Susan Granger’s review of “Roma” (Netflix)

roma

Netflix is enticing Oscar voters by releasing this immersive, black-and-white, semi-autobiographical film from Alfonso Cuaron (“Gravity,” “Children of Men,” “Harry Potter and the Prisoner of Azkaban”) in a few theaters in addition to streaming on December 14th.

Set in 1971 in Mexico City’s Colonia Roma district, the opening scene is an optical illusion: the camera reveals the floor of a courtyard which turns into a mirror of an airplane in the sky above when soapy water flows across it.

It’s being mopped by Cleo (newcomer Yalitza Aparicio), an indigenous Mixteco from the southern state of Oaxaca; she works as a live-in maid/nanny for an upper-middle-class family.

Status-conscious Dr. Antonio (Fernando Grediaga) is often away on ‘business trips’ and drives a Ford Galaxy that’s too big for the carport. Short-tempered Senora Sofia (Marina de Tavira) is obviously harried. Their four school-age children adore Cleo, who stoically cleans up the turds left by their romping Alsatian.

Guileless Cleo has a boyfriend, Fermin (Jorge Antonio Guerrero), who’s devoted to martial arts, absurdly practicing nude with a shower rod. Before long, Dr. Antonio abandons Sofia for a mistress, just as selfish Fermin leaves Cleo pregnant and alone.

When the violent political upheaval known as the Corpus Christi Massacre in which nearly 120 student protestors were killed by government-supported paramilitaries, doleful Cleo views the mayhem through the window of the furniture store where goes into labor while shopping for a crib.
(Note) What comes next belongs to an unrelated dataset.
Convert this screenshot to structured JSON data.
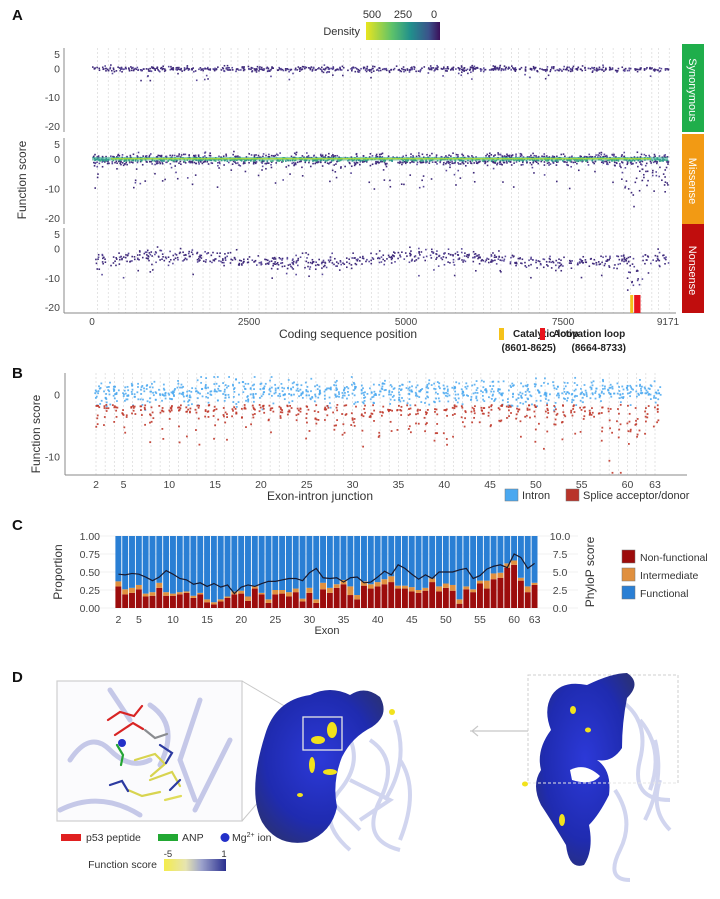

Sensitively written, insightfully directed and vibrantly photographed by Cuaron, it’s epic, yet intricately detailed in its depiction of loneliness.

Production designer Eugenio Caballero (“Pan’s Labyrinth”) found an abandoned house scheduled for demolition and recreated it to resemble Cuaron’s boyhood home. To insure authenticity because most of his actors are non-professionals, Cuaron shot in linear order, not revealing the plot twists to his cast.

The film is dedicated to Liboria “Libo” Rodriguez, the woman who helped raise Cuaron when parents divorced.

In Spanish with English subtitles, on the Granger Movie Gauge of 1 to 10, “Roma” is a tantalizing 10, a poignant, neorealist masterpiece that’s best viewed in theaters.